P2P Loans are not savings accounts. (Got It?)

Peer-to-peer lending carries risk and the FCA has warned platforms not to compare returns to savings accounts.  It's misleading, says the regulator. The problem is, everybody does it.

We don't mean all the peer-to-peer lenders. We mean the mainstream media and the financial pages of quality newspapers.  The critics of crowdfunding and the skeptics do it as much as advocates and marketers.

A week or so ago, the Mail on Sunday ran a piece on 'fed up savers' looking at putting their money into peer-to-peer lending.  We shared our thoughts with you. The Mail is not a peer-to-peer lending platform. It is a respectable family newspaper that many people read for its coverage of savings and investments.  As far as we know, the FCA hasn't taken the Mail to task over that article.  Nor would we expect them to. But lending platforms have  been warned that the FCA does not like seeing them using that kind of language.

We realise the FCA is doing what regulators are supposed to do: pointing at something and holding its nose and saying, in effect: "We don't much like that." It's not just crowdfunding that attracts the FCA's disapproval. Recently, the regulator has warned investors about zombie savings accounts and structured deposits.

We're all exposed to so much advertising and promotion that it helps to hear a voice warning us to be careful, and explaining why things sometimes go wrong. But to tell lending platforms "you mustn't make comparisons between things that are different, because then people might think they are similar " strikes us as a case of the regulator wanting to overrule how most people make choices.

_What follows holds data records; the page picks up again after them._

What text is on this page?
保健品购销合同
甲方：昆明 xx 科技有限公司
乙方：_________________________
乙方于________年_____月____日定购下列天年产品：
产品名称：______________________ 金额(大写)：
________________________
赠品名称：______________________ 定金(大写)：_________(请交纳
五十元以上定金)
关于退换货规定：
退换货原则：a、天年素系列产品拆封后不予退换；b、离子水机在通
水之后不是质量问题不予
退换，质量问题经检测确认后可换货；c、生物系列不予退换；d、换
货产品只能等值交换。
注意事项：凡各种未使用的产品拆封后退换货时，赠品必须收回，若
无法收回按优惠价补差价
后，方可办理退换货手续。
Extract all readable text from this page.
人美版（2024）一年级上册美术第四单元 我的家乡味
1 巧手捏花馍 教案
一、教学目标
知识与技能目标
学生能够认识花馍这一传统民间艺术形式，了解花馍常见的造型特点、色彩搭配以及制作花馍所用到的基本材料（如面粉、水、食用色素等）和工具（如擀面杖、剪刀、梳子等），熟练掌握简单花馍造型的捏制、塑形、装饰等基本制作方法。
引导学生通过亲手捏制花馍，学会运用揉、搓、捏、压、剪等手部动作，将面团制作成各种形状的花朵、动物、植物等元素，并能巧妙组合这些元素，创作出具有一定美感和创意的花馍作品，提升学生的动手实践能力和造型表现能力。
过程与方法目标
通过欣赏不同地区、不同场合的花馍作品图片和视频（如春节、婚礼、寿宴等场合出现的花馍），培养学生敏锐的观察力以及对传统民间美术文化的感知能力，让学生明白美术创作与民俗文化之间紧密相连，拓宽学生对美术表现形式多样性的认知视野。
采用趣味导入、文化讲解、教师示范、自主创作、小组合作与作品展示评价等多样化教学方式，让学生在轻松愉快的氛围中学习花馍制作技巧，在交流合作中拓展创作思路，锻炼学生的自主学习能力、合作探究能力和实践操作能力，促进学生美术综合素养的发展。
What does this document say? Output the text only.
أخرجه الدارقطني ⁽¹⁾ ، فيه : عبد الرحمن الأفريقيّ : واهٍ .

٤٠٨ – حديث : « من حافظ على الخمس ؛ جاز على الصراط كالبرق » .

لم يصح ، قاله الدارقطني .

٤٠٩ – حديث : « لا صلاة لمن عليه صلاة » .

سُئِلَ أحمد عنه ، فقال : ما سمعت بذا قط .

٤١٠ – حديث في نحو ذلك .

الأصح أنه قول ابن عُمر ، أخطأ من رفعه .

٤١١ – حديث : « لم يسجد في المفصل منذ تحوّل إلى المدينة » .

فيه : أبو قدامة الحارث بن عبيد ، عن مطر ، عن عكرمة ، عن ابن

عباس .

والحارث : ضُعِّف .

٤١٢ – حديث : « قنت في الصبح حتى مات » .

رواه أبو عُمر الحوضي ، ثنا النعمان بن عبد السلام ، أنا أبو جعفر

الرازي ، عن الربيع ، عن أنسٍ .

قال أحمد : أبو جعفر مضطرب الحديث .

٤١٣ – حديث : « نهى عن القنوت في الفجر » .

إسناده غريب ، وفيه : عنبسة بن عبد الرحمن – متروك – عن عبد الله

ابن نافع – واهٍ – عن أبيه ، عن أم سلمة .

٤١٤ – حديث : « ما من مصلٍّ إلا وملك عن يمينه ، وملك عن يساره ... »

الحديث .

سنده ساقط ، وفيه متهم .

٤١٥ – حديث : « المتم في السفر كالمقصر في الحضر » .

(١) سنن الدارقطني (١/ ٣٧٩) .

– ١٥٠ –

Yesterday, we went looking for trouble. It took one of us about fifteen minutes to find recent features on three of the UK's top price comparison websites. GoCompare, MoneySavingExpert, and  MoneySupermarket.  They all do what the regulator has told the platforms they must not do. Each of them approaches the topic in the same way:

  • Peer-to-peer lending is a new thing;
  • You might be interested if you don't like the low interest rates on your savings;
  • But you also need to understand why it's more risky than saving;
  • And decide whether the higher interest rates are worth the extra risk.

It seems to us that this is not a practice that needs to be stamped out. On the contrary, it is an entirely sensible way of explaining new products to somebody who doesn't know about them.   First we make mention something our friend already knows about, and then we compare and contrast, explaining how the new thing is like the old familiar thing, but different from it as well;  better adapted for some purposes, and not so good for others. It's the way most of us tell someone about a new TV show, a new restaurant, or a style of clothes. And it's part and parcel of the way savings and investment products are written about in the mainstream media.

We'll leave you with three examples to think about

We reported on a survey that YouGov conducted for the Yorkshire Bulding Society. Savers were asked a series of 'Did You Know' questions  about peer-to-peer loans. The answers were very revealing, and the use of comparison helped YBS to make a case to their savers for keeping their money where it is.

Money&Co. has a simple video that explains peer-to-peer lending risk by comparing it to planting flowers in a garden. Some of the flowers die (oh no!), but most of them flourish (happy ending!)  It's so simple, a child can understand it.

Finally, remember the story of Little Red Riding Hood.  We imagine the FCA would be comfortable with "what big teeth you have, Grandma" but would be very unhappy if the child started to compare the figure in grandma's bed to a wolf.
And that, we suppose, is the moral of our story.

Comparison is a natural practice, and a very effective way of getting people to say 'No' to something unpleasant as well as 'Yes' to something good.